= Timeline of Naga history =

This is a timeline of the history of the Nagas.

==Before 19th century==
- 1228: The Nagas first comes into contact with the Ahoms.

==19th century==
- 1832: The first Europeans enter the Naga Hills. Captains Jenkins and Pemberton enter Angami territory.
- 1839: Miles Bronson, the first missionary to the Naga Hills arrives in Namsang under Tirap District of present-day Arunachal Pradesh.
- 1851: The Battle of Kikrüma was fought on 11 and 12 February between the forces of the British East India Company and the Eastern Angamis.
- 1866: The British Raj establishes its first headquarters of the Naga Hills District at Samaguting (present day Chümoukedima).
- 1878: The headquarters was transferred to Kohima creating a city that remains an important center of administration, commerce and culture for Nagaland.
- 1879: 4 October, British Political Agent G. H. Damant and 35 of his team men were shot dead at Khonoma which led the British Raj to return and respond.
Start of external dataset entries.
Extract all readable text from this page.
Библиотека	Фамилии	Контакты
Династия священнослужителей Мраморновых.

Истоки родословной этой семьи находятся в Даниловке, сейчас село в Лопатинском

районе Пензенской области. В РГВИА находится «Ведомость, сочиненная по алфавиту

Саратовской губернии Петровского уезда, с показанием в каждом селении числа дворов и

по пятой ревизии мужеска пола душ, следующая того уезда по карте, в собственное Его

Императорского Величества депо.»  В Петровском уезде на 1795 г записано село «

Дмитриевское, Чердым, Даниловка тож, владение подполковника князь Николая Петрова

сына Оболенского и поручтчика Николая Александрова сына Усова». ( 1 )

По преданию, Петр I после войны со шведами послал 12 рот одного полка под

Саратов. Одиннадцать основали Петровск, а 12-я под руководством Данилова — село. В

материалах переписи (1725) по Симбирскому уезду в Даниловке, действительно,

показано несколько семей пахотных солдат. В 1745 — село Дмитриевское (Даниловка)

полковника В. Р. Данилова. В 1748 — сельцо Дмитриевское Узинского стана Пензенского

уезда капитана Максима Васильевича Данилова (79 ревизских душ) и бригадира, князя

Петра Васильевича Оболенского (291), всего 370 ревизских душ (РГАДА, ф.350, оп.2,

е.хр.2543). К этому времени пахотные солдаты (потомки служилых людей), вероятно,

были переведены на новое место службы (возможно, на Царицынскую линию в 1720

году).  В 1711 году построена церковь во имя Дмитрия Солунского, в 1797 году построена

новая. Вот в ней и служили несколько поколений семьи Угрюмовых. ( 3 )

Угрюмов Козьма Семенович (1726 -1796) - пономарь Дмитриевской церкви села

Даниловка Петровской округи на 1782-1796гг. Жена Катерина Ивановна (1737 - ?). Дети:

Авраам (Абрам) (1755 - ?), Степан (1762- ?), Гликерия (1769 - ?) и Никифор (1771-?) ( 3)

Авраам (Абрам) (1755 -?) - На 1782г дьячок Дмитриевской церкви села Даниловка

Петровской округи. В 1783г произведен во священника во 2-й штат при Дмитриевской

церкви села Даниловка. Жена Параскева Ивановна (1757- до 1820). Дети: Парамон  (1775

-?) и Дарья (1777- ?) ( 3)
The subsequent defeat of Khonoma marked the end of serious and persistent ultimatums in the Naga Hills.
- 1881: 27 March, The Naga Hills was officially annexed into British India.

==20th century==
- 1918: The Naga Club was formed.
- 1929: The Naga Club writes to the Simon Commission demanding that “Nagas should not be included within the Reformed Scheme of India”.
- 1944: 4 April, The Battle of Kohima begins.
- 1946: February, The Naga Club was reorganized as a political organization called Naga National Council (NNC).
- 1947: 14 August, The Naga Army declares its independence from British rule.
- 1960: 6 September, The 16th Punjab Regiment of the Indian Army commits an act of mass murder against the village of Matikhrü.
- 1951: 16 May, The Naga Plebiscite was held at Khuochiezie, Kohima in course of three months starting 16 May.
- 1963: 1 December, The state of Nagaland was inaugurated as the 16th state of the Indian Union.
- 1975: 11 November, The Shillong Accord of 1975 was signed between the Naga National Council and the Government of India (GoI).
- 1980: 31 January, The National Socialist Council of Nagaland (NSCN) is formed.
- 1985: 4–8 June, A violent confrontation broke out between police forces from the states of Assam and Nagaland over a border fence dispute, resulting in significant casualties and widespread destruction in the Merapani area of the Doyang Reserve Forest.
- 1986: 20 March, Two students Kekuojalie Sachü and Vikhozo Yhoshü were killed in indiscriminate firing by Nagaland Police when they participated in a peaceful protest called by the Naga Students' Federation (NSF) to rally against the state government's decision on the introduction of Indian Police Service (IPS) cadres and the extension of the Disturbed Area Belt from 5 to 20 km along the Indo-Myanmar (Indo-Burma) border. The event was so tumultuous that it led three Cabinet ministers and five State Ministers of Nagaland to resign.
- 1988: 30 April, The National Socialist Council of Nagaland (NSCN) splits into two—the NSCN Isak–Muivah (NSCN-IM) and the NSCN Khaplang (NSCN-K)
- 1993: 23 January, The Isak–Muivah group of the NSCN was admitted to the Unrepresented Nations and Peoples Organization (UNPO).
- 1994: 27 December, The 10th Assam Rifles and the 12th Maratha Light Infantry of the Indian Army raided upon the civilian populace of Mokokchung leaving 12 killed.
- 1995: 5 March, The forces of the 16th Rashtriya Rifles of the Indian Army fired upon the civilian populace of Kohima after mistaking a tyre burst of one their own vehicle for a bomb attack. 7 civilians were killed in the incident.
- 1997: 25 July, A cease-fire agreement signed between Government of India and NSCN-IM.
- 1997: 1 August, The cease-fire agreement comes into effect.

==21st century==
- 2000: 1 December, The Hornbill Festival was first held in Kohima.
- 2004: 2 October,
Two powerful bombs were set off—one at the Dimapur Railway Station and the other at Hong Kong Market killing 30.
- 2007: 31 July, The cease-fire agreement signed in 1997 between GoI and NSCN-IM extended indefinitely.
- 2015: 3 August, The Naga Peace Accord was signed between the NSCN-IM and the Government of India.
- 2017: January – February, Nagaland goes into a state of civil unrest and protests in response against the announcement to implement 33% women reservation in the Civic Elections.
- 2021: 4 December, A unit of 21st Para Special Forces, the special forces unit, killed six civilian labourers near Oting village in the Mon District of Nagaland. Eight more civilians and a soldier were killed in subsequent violence. The incident was widely condemned with many voicing out to repeal and revoke the Armed Forces Special Powers Act.